Für welche Methode des Unterbrechens du dich auch entscheidest oder ob du eine eigene kreierst – das ist völlig egal. Hauptsache, diese Methode funktioniert für dich gut. Du musst bei dieser Methode fühlen können, dass sie dir hilft, die Sorgen zu unterbrechen.


3. Den Sorgen das Futter nehmen

Sorgen können nur existieren, solange wir ihnen erlauben, unkonkret und bedrohlich um uns herumzuwabern. So wie irgendeine dunkle glibberige Masse. Wenn du merkst, dass du deine Sorgen einfach nicht loslassen kannst, dann bring diese Sorge mal auf Papier. Spiel das Szenario mal zu Ende durch. Was kann schlimmstenfalls passieren? Und wie könntest du dann ganz konkret darauf reagieren?

Wahrscheinlich würde diese Sache nicht deinen Tod bedeuten. Wahrscheinlich wäre es in dem Moment selbst etwas unangenehm, dass es passiert und dann würde es aber auch schon kurze Zeit später keine große Rolle mehr spielen. Horrorszenarien haben nur dadurch so eine große Macht über uns, dass sie riesengroß aufgeblasen sind. Wenn man dann aber mal die Luft rauslässt, sehen sie schon gar nicht mehr so bedrohlich aus.

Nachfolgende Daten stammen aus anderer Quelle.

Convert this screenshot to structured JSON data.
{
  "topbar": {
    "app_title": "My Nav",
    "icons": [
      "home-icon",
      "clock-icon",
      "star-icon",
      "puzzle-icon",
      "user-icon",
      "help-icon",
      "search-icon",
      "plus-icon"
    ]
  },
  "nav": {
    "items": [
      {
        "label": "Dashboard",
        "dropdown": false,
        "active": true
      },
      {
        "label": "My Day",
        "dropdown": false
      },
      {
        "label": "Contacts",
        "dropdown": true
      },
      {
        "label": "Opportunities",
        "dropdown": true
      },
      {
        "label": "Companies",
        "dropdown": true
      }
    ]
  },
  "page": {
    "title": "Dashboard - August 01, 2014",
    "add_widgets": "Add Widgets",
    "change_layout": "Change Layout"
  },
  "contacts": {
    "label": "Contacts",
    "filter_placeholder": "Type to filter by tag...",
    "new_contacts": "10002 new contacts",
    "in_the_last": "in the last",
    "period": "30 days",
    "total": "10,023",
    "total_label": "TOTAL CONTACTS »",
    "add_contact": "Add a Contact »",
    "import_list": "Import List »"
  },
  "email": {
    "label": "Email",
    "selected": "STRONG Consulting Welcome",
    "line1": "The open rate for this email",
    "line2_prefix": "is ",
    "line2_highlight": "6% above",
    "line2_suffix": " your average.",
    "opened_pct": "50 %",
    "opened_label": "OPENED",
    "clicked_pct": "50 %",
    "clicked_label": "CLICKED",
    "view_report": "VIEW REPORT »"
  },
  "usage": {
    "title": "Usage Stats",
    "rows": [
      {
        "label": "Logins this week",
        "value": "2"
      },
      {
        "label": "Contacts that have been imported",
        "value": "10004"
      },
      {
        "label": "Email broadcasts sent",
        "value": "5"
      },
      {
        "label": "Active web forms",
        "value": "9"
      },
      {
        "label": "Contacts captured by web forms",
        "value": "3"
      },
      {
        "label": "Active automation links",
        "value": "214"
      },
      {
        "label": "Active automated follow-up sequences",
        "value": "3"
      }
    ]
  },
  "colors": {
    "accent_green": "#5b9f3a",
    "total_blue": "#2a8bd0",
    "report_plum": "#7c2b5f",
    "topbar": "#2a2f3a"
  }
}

4. Bewusst positiv ausrichten

Und zuletzt: Arbeite grundsätzlich daran, dass du dir selbst und dem Leben vertraust. 

Denn, wenn du an dich und deine Fähigkeiten glaubst, dann musst du dir auch überhaupt nicht andauernd um alles Mögliche Sorgen machen. 

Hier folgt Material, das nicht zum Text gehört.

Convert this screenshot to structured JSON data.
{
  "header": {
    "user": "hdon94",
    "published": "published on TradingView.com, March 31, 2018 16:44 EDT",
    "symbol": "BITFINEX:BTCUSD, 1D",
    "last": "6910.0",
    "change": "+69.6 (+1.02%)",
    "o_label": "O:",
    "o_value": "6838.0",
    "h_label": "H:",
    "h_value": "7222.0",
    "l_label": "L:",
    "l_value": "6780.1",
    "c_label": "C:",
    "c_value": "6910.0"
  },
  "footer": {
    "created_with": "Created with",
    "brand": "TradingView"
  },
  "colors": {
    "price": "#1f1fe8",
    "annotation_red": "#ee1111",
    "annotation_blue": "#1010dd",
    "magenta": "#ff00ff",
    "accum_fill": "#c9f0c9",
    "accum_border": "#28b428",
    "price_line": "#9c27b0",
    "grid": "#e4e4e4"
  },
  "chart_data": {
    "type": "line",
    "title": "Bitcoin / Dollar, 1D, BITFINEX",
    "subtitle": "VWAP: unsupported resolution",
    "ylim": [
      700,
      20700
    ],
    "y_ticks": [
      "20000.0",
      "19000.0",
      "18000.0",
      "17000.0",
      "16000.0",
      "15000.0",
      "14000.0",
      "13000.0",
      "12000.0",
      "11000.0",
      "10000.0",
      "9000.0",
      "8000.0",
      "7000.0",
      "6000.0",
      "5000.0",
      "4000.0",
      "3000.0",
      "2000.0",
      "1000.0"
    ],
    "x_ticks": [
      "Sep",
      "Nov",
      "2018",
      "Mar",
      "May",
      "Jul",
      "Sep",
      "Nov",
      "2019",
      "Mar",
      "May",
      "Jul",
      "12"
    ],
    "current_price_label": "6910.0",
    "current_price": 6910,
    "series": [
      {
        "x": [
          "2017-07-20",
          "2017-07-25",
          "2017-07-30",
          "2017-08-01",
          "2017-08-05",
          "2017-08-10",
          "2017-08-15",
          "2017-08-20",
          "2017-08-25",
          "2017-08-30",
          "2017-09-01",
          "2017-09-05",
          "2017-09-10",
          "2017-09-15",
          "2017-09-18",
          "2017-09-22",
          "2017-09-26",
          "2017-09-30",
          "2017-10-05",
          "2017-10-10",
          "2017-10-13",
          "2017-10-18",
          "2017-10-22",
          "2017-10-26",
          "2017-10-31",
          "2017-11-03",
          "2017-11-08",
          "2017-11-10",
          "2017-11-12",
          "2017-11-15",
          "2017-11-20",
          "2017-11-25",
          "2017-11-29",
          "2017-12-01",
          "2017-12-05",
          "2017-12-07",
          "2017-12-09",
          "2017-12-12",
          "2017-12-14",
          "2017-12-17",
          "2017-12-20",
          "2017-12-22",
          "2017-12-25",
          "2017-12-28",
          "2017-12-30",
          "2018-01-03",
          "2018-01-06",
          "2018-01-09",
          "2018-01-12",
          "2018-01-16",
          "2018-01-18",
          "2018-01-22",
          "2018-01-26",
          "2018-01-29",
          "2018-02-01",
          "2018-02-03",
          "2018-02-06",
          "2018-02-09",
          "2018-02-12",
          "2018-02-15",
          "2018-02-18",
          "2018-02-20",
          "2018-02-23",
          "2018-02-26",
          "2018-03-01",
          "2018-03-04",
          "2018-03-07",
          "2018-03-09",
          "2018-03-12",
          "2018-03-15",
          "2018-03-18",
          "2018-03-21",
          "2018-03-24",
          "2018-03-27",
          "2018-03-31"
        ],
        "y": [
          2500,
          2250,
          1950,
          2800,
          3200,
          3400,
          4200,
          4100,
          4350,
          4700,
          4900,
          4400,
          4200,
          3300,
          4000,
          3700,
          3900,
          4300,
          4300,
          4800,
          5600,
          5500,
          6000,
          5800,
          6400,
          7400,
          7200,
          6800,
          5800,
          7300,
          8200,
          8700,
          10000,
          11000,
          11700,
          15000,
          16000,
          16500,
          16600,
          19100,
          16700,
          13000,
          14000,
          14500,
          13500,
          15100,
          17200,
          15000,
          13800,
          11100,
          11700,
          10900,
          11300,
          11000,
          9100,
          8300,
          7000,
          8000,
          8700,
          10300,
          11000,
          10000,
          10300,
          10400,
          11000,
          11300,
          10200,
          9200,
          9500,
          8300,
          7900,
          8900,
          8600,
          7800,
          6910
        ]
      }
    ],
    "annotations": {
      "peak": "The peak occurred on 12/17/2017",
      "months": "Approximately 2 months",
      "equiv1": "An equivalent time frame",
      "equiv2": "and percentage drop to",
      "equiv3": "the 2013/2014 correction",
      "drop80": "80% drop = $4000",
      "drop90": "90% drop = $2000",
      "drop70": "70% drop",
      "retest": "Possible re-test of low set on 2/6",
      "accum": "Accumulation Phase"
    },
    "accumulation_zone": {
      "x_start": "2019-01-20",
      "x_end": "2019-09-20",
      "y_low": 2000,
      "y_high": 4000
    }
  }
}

Und wenn du dem Leben vertraust – wenn du wirklich weißt, dass das Leben auf deiner Seite ist – dann gibt es auch keinen Grund für Sorgen. Dann musst du nicht ständig misstrauisch auf der Lauer liegen, weil das Leben dir gleich bestimmt wieder das nächste Ding reinwürgt. Arbeite an deiner Erdung. In dem Moment, in dem du völlig Zuhause bist in dir selbst, in dem du völlig Zuhause bist in diesem Leben, da gibt es keine Sorgen.

Richte dich positiv auf das aus, was du anziehen willst im Leben. Sende die Energie aus, die du auch empfangen möchtest. Arbeite daran, mit jeder Zelle deines Körpers zu vertrauen und zu lieben.

Bei der positiven Ausrichtung können dir zum Beispiel meine Selbstliebe-Übungen helfen. Wie sie funktionieren, beschreibe ich ausführlich auf der Seite: 3 Übungen für mehr Selbstliebe.


5. Darüber Lachen

Wenn du merkst, du bist gerade angespannt und nimmst dich selbst und das Leben mal wieder viel zu ernst, lach einfach mal darüber. Anstatt dich selbst für das Sorgen machen zu verurteilen, nimm es mit Humor. Das nimmt dem Ganzen die Schwere. 

Wenn du also merkst, du steckst fest in deinen Sorgen, lach mal für fünf Minuten darüber. Und wahrscheinlich sind dann die Sorgen völlig vergessen. Oder es erscheint dir total unlogisch, dass du dir über diese Sache gerade noch so sehr Sorgen gemacht hast.